Sarasota Motel Owner outlines vision for North Tamiami Trail and revitalization of the North Trail

Sarasota Motel Owner outlines vision for North Tamiami Trail and revitalization of the North Trail

by: David Conway

By renovating his North Trail motel — and embracing some of its distinctive characteristics — Jay Patel hopes he can become a catalyst for long-awaited change in the area.

Patel owns the Regency Inn and Suites at 4200 N. Tamiami Trail. He’s been a part of the North Trail Redevelopment Partnership since 2007, and has served as a prominent voice calling for the revitalization of the area since then.

Patel said the North Trail is slowly improving — he points to the addition and success of Yummy House as an important step — but for all the talk about redevelopment, the area is still lagging behind where he’d like it to be.

The motels that line the trail are one of the most frequent targets of criticism. Although they vary in quality and character, taken together, they’re seen as symbols of the prostitution, drug-dealing and general delinquency that color many people’s perception of the northern part of U.S. 41.
As someone who was motivated to change that perception on a large scale, Patel decided the change could start with himself.

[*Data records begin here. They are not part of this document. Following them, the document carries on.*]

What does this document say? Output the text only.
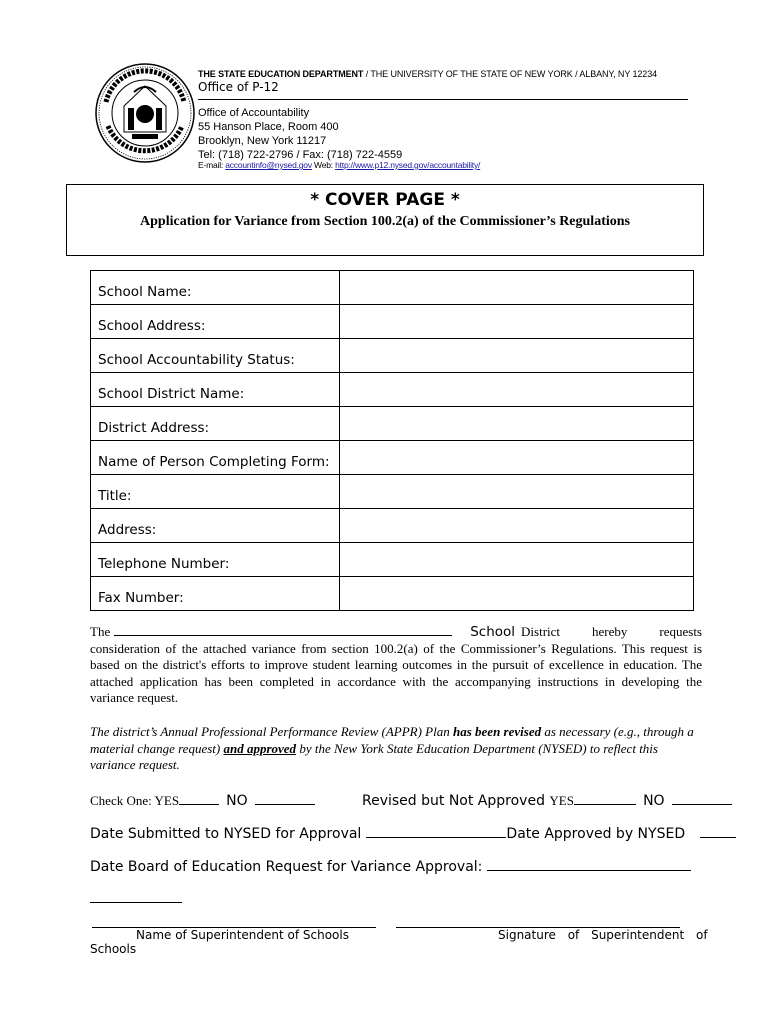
THE STATE EDUCATION DEPARTMENT / THE UNIVERSITY OF THE STATE OF NEW YORK / ALBANY, NY 12234
Office of P-12
Office of Accountability
55 Hanson Place, Room 400
Brooklyn, New York 11217
Tel: (718) 722-2796 / Fax: (718) 722-4559
E-mail: accountinfo@nysed.gov Web: http://www.p12.nysed.gov/accountability/
* COVER PAGE *
Application for Variance from Section 100.2(a) of the Commissioner’s Regulations
School Name:	
School Address:	
School Accountability Status:	
School District Name:	
District Address:	
Name of Person Completing Form:	
Title:	
Address:	
Telephone Number:	
Fax Number:	
The	School District hereby requests
consideration of the attached variance from section 100.2(a) of the Commissioner’s Regulations. This request is based on the district's efforts to improve student learning outcomes in the pursuit of excellence in education. The attached application has been completed in accordance with the accompanying instructions in developing the variance request.
The district’s Annual Professional Performance Review (APPR) Plan has been revised as necessary (e.g., through a material change request) and approved by the New York State Education Department (NYSED) to reflect this variance request.
Check One: YES	NO	Revised but Not Approved YES	NO
Date Submitted to NYSED for Approval	Date Approved by NYSED
Date Board of Education Request for Variance Approval:
Name of Superintendent of Schools	Signature of Superintendent of
Schools
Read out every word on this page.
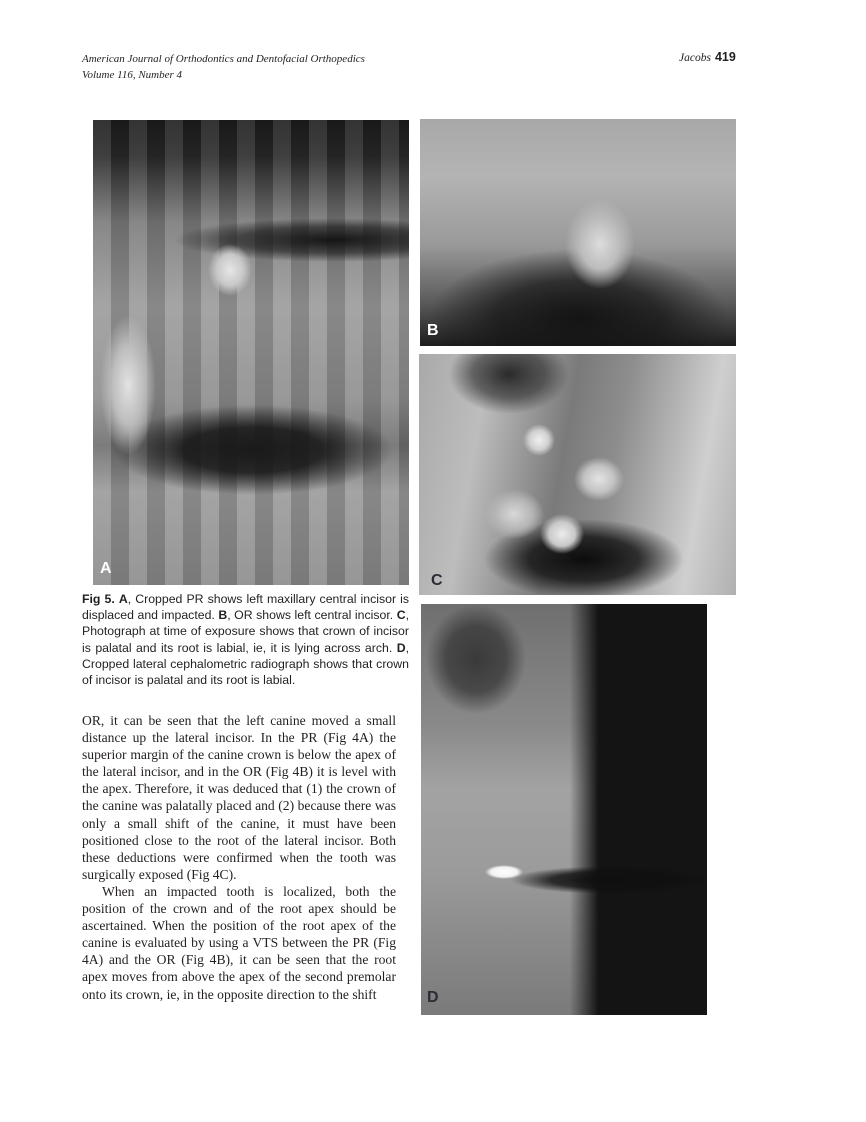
American Journal of Orthodontics and Dentofacial Orthopedics
Volume 116, Number 4
Jacobs 419
A
B
C
D
Fig 5. A, Cropped PR shows left maxillary central incisor is displaced and impacted. B, OR shows left central incisor. C, Photograph at time of exposure shows that crown of incisor is palatal and its root is labial, ie, it is lying across arch. D, Cropped lateral cephalometric radiograph shows that crown of incisor is palatal and its root is labial.

OR, it can be seen that the left canine moved a small distance up the lateral incisor. In the PR (Fig 4A) the superior margin of the canine crown is below the apex of the lateral incisor, and in the OR (Fig 4B) it is level with the apex. Therefore, it was deduced that (1) the crown of the canine was palatally placed and (2) because there was only a small shift of the canine, it must have been positioned close to the root of the lateral incisor. Both these deductions were confirmed when the tooth was surgically exposed (Fig 4C).

When an impacted tooth is localized, both the position of the crown and of the root apex should be ascertained. When the position of the root apex of the canine is evaluated by using a VTS between the PR (Fig 4A) and the OR (Fig 4B), it can be seen that the root apex moves from above the apex of the second premolar onto its crown, ie, in the opposite direction to the shift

“I thought, OK, instead of just talking, let me step up and walk the walk,” Patel said.

Patel is pouring $450,000 into remodeling, repainting and otherwise upgrading his facility, but the makeover won’t render the property unrecognizable. Rather than demolish the motel and building anew, Patel hopes to highlight some of the distinguishing mid-century design of the motels that dot the North Trail.

Despite his interest in revitalizing the North Trail, the concept that some parts of the area were worth highlighting was initially difficult for Patel to accept. The more he talked with people who lived near or brought their businesses to the trail, though, the more he heard that they didn’t want broad change.
These people, Patel said, liked the funky character of the trail. They wanted to draw attention to the design behind the motels, to maintain the history even as things were cleaned up. Eventually, Patel heard enough that he became convinced it was a viable option for the Regency Inn.

“I didn’t believe in it before,” Patel said. “Now, I see there are demographics out there that want this kind of facility.”

The project has become a collaborative community effort. He’s gotten design help from architect David Morriss, president of the Indian Beach/Sapphire Shores Neighborhood Association. Sarasota City Manager Tom Barwin has endorsed his efforts after a trip to the property, Patel said.